Gradual corners and long, sweeping straights characterise the courses of DiRT Showdown, framed by pyrotechnics that spit bright, colored sparks into the air. Distortion-heavy guitars chug along in rhythm to the ruin. Heavy T-Bone! Light Slam! Shunt! “It’s like the two cars are kissing!” Piques the obnoxious commentator. “T-Bone straight into the side – the side of awesomeness!” A series of advertisments for Monster energy drink flick past while more pyrotechnics flash and burn on the sidelines. I crash headlong into the side of a car at the next intersection, and with the touch of a button I can replay the carnage. The moment repeats in slow motion, highlighting the destruction lovingly. Then I can upload the clip to YouTube, post the link to Twitter, and show the world my extreme skills.
If DiRT Showdown is about anything, it’s about connectivity and the attempt at over-the-top, extreme spectacle. Connect the game to your Twitter and YouTube accounts, tell your friends, challenge them to beat your lap times, and share your best moments. That connectivity is made simple and is appreciated. The race commentator’s inanities are less so, but in spite of this, DiRT Showdown hits the mark of its intended tone with plenty of color, and a soundtrack that plays like the kind of mix tape you might make for exciting summer drives.
Racing game devotees may call DiRT Showdown’s handling shallow, its cast of mostly fantasy cars underwhelming, and its courses overly simplistic. I can’t argue with these, but as merely a casual patron of the genre I must insist that these suit DiRT Showdown’s decidedly arcade style, and what I want from a racing game. Out the gate I’m a mess of a driver, but a short while later I’m sliding my racer around bends as smooth as silk – and I enjoy it. It’s accessible, if without the depth racing fans often demand.
No-holds-barred races to the finish are the usual order of the day in Showdown Tour, but there exist plenty of destruction derbies for the commentator to croon along to, as well. Trick runs feature too, as well as half a dozen other derivatives on all classes of event. Eliminator counts to fifteen, and at the end the driver in last place is removed from the fray, while the count begins again. Hard Target tasks drivers with avoiding incoming hostile vehicles for as long as possible. These are subtle variations on the basic race/destruction/trick game modes, but ones that break apart what would otherwise be crippling monotony.
This is arcade racing, and it does itself greatest justice in short bursts, before I tire of its relative shallowness. The same can be said for each of its modes. A destruction derby atop a podium can become exciting, but DiRT Showdown is no Burnout, and the vehicular massacre doesn’t have the same graphic, visceral joy of that franchise. Vehicles bend and break over the course of a match, but collisions seldom feel as destructive as they should, in spite of the game’s gratuitous instant replays. Each mode, taken on its own, is shallow. Taken together, the variety alone masquerades as depth for a time.

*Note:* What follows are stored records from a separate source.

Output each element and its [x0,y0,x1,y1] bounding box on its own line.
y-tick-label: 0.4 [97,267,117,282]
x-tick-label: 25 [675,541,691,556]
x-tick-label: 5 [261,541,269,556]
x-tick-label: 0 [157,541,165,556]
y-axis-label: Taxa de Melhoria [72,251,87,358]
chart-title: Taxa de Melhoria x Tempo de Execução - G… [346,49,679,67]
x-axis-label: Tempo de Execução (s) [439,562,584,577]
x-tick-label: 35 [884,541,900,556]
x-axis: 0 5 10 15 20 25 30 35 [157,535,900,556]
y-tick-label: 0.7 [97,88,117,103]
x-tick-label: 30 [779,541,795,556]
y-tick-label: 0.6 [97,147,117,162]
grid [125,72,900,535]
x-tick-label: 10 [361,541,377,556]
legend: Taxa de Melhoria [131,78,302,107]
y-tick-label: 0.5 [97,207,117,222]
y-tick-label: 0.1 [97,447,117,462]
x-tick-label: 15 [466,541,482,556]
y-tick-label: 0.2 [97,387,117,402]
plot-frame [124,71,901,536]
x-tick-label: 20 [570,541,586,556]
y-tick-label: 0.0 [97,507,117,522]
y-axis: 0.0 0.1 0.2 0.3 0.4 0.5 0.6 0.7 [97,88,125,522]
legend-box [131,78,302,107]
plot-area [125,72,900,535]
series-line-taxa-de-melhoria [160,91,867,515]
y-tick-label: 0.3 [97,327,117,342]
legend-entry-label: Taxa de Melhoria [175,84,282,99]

DiRT Showdown is a jack of all trades, master of none. When I’ve raced through the Showdown Tour I dabble in Joy Ride, where two uninteresting sandboxes hide collectibles and present me with ‘missions’ to donut around a certain piece of bland industrial equipment. I quickly pass over Joy Ride. A handful of new game modes are found online. Vehicular capture the flag? Sure, why not. Further variety only helps.
Eventually, DiRT Showdown’s strength becomes its weakness and its gambit of game modes can only endear themselves to me for a while. This is an arcade racer, coupled with destruction derby and trick modes that are as accessible as they are ultimately shallow. The deft-handed can absorb everything Showdown has and master it quickly; as soon as I’ve reached this stage, what am I left with? While the learning curve lasts, DiRT Showdown is unquestionably entertaining. Packaged and presented with neat appeal across the aural and visual planes, and with a lot to dabble in, it’s easy to like DiRT Showdown. It’s hard to love, however, and full commitment to another arcade racer comes with difficulty, even one with as much style as this.
Review based on PlayStation 3release.